La Cgil e la Flc Cgil di Imola sostengono la mobilitazione prevista per domani, giovedì 25 giugno, organizzata dal comitato “Priorità alla scuola”, formato da insegnanti, genitori, educatori e studenti della scuola e dell’università, che manifesteranno in tante città italiane, tra cui Imola, dalle ore 18.30 al Parco dell’Osservanza.

«Condividiamo le ragioni della mobilitazione – afferma Mirella Collina, segretaria generale della Camera del Lavoro di Imola -. L’obiettivo principale è quello di tornare a scuola in presenza a settembre. Gli investimenti non sono sufficienti e ci deve essere uno sforzo superiore per permettere che tutti possano fare didattica in presenza. Per fare questo bisogna concordare linee guida da seguire scrupolosamente e soprattutto verificare gli spazi. E’ necessario che i sindaci del circondario si facciano carico del problema perché, nonostante norme restrittive rispetto al distanziamento sociale, è anche necessario non perdere quello che si è conquistato in questi anni nel nostro territorio: il tempo pieno. E’ fondamentale che il Circondario convochi le parti per iniziare una verifica attenta rispetto agli edifici, alle necessità dei bambini e delle famiglie e che si faccia promotore presso l’Ufficio scolastico di richiesta del personale necessario».

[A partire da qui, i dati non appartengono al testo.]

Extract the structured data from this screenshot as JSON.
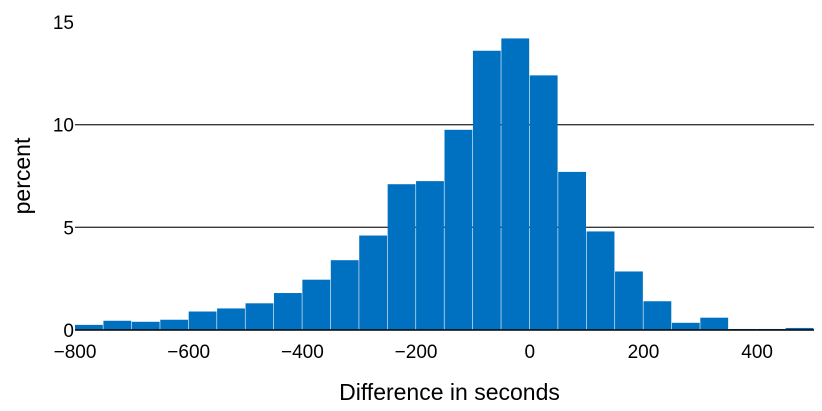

«La manifestazione del 25 giugno – continua Davide Baroncini, segretario Flc Cgil Imola – vuole portare al centro dell’attenzione la situazione della Scuola Pubblica che deve essere posta al centro dell’agenda politica. Il 14 settembre riapriranno le scuole ed è fondamentale che siano messe in atto tutte le misure necessarie per poter lavorare in sicurezza e garantirla a chiunque acceda alla scuola, prima di tutto agli alunni. Inoltre, avanziamo una serie di precise richieste, tra le quali due assumono particolare importanza: assunzione di altro personale sia docenti che Ata e un netto rifiuto a ogni proposta di riduzione del tempo scuola. Infine, chiediamo a tutti di partecipare, perché senza scuola non c’è politica, non c’è giustizia, non c’è uguaglianza, non c’è crescita, né umana, né economica».

«L’affollamento normativo degli ultimi mesi dovuto alla pandemia ha inoltre creato una situazione anomala nei servizi dell’infanzia comunali di Imola – aggiungono Mirella Collina, segretaria generale Cgil Imola e Maurizio Serra della Funzione Pubblica Cgil Imola -. Sono stati aperti i centri estivi ed accolte le domande presentate dalle famiglie con bambini in età 3-6 anni, mentre per effetto della tempistica tardiva della normativa sull’avvio dei servizi per i più piccoli (9-36 mesi) è stata messa in atto un’organizzazione che tiene conto di tutto il personale comunale a disposizione sui servizi ai bambini in età 3-6 anni. Inoltre, si presume che almeno fino al 10 luglio non si possa liberare personale per permettere l’attivazione dei centri estivi comunali per i “piccolini”. Una situazione che rischia di discriminare questa fascia d’età, sia per la possibilità di accesso e di aiuto alle famiglie, sia per le difficoltà nell’inserimento di bambini molto piccoli in una situazione non conosciuta. Chiediamo che l’amministrazione comunale tenga in considerazione questi aspetti».